Il succo di aloe vera ha anche proprietà antibatteriche contro i batteri Gram-positivi (2).
L'Aloe barbadensis (studi su animali da laboratorio) può normalizzare lo stress ossidativo e può essere utilizzato come agente nefroprotettivo efficace contro la nefrotossicità indotta da farmaci (3).
La componente polisaccaride del gel di aloe da specie selezionate, ha un effetto disidratante sulla pelle dopo applicazioni multiple. Sia il gel di Aloe vera che di Aloe ferox hanno mostrato un buon potenziale per ridurre l'eritema sulla pelle, simile a quello del gel di idrocortisone (4).
La supplementazione orale con Aloe Vera ad alte frazioni di peso molecolare, potrebbe essere utile per alleviare la fibrosi e l'infiammazione dei pazienti affetti da fibrosi epatica (5).
Efficace nel trattamento delle ferite (6).
Un pretrattamento con polisaccaridi di Aloe, può attenuare l'ischemia cerebrale inibendo la risposta infiammatoria sistemica, l'aggregazione leucocitaria e la perossidazione lipidica nel cervello (7).

Contro
Come nel il caso di molti altri farmaci popolari, l'efficacia dell' Aloe vera rimane controversa e la sua sicurezza come integratore alimentare, incerta. E' stato condotto uno studio di tossicità di 13 settimane su animali da laboratorio concludendo che l'esposizione a lungo termine di ratti all'estratto di foglie integrali di Aloe Vera ha indotto danni al tratto intestinale (8).

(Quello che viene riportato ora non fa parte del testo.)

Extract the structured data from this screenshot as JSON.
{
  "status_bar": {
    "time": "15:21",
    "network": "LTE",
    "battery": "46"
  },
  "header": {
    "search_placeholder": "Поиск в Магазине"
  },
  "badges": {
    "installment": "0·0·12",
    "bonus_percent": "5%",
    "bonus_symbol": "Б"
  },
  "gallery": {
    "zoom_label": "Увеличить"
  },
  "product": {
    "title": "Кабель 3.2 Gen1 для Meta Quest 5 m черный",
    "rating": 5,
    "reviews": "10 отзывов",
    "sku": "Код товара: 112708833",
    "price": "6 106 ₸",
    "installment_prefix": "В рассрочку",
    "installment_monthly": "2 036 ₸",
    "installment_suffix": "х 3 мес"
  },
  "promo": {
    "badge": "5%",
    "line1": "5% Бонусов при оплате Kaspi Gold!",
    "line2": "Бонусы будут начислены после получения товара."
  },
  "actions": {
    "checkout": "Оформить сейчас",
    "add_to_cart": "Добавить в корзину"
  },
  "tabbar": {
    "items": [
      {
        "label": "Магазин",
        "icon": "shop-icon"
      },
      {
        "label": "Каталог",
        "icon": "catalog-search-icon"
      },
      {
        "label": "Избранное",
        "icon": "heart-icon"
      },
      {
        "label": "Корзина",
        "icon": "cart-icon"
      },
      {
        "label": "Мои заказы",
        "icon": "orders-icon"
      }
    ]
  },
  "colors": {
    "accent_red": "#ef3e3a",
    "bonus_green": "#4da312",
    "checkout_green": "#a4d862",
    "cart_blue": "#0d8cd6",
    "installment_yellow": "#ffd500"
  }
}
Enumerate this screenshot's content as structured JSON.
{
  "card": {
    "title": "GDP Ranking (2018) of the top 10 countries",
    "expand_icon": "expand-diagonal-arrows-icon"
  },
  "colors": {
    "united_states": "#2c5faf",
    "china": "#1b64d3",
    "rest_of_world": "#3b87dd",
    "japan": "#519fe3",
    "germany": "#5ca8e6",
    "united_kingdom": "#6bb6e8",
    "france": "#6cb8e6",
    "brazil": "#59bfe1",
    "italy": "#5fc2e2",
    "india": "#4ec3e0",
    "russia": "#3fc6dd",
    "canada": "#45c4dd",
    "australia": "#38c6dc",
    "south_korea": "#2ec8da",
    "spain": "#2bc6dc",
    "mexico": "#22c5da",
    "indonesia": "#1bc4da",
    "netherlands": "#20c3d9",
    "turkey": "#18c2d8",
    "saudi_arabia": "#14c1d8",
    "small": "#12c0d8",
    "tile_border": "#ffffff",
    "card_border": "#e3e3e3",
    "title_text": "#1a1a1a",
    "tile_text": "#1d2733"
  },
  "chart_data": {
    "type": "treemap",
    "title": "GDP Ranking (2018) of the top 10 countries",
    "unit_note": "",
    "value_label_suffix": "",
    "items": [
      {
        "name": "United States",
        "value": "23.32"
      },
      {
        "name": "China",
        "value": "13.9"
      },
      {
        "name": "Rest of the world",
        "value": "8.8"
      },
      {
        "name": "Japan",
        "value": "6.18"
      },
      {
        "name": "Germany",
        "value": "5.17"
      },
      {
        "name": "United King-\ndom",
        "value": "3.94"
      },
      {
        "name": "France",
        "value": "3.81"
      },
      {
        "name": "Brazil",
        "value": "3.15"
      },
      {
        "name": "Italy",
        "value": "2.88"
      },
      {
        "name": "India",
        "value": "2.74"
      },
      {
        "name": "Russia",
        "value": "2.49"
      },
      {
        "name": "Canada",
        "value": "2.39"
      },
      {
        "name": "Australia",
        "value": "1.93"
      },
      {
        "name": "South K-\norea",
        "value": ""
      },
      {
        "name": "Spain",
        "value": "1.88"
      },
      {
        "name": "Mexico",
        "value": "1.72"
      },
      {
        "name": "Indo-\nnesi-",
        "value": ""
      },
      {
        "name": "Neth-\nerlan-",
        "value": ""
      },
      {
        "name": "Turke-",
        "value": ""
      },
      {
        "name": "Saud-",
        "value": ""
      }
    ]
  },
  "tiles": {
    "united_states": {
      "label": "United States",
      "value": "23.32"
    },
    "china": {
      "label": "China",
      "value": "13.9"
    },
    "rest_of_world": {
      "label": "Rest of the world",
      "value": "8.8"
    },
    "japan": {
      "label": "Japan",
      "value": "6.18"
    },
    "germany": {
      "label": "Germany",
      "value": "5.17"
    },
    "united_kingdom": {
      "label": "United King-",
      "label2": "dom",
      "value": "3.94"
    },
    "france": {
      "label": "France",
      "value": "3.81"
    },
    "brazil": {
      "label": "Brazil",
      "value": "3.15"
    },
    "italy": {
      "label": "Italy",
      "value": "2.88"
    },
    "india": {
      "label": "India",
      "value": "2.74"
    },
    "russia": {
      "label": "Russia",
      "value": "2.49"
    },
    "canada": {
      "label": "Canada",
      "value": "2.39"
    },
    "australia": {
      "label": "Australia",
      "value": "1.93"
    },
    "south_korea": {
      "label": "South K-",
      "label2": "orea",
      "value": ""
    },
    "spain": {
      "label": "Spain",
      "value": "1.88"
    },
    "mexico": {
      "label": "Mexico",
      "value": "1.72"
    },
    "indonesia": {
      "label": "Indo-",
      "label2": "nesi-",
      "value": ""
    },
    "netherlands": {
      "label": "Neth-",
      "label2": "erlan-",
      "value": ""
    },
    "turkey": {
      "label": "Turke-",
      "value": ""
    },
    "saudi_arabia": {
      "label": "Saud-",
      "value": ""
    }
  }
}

A conoscenza di questi medici, questo è il primo caso di epatite tossica che può essere attribuita ad una preparazione Aloe vera. Un paziente di 57 anni , senza malattie epatiche preesistenti ha iniziato ad assumere circa 4 settimane prima del ricovero, compresse contenenti 500mg di un estratto di Aloe barbadensis (9).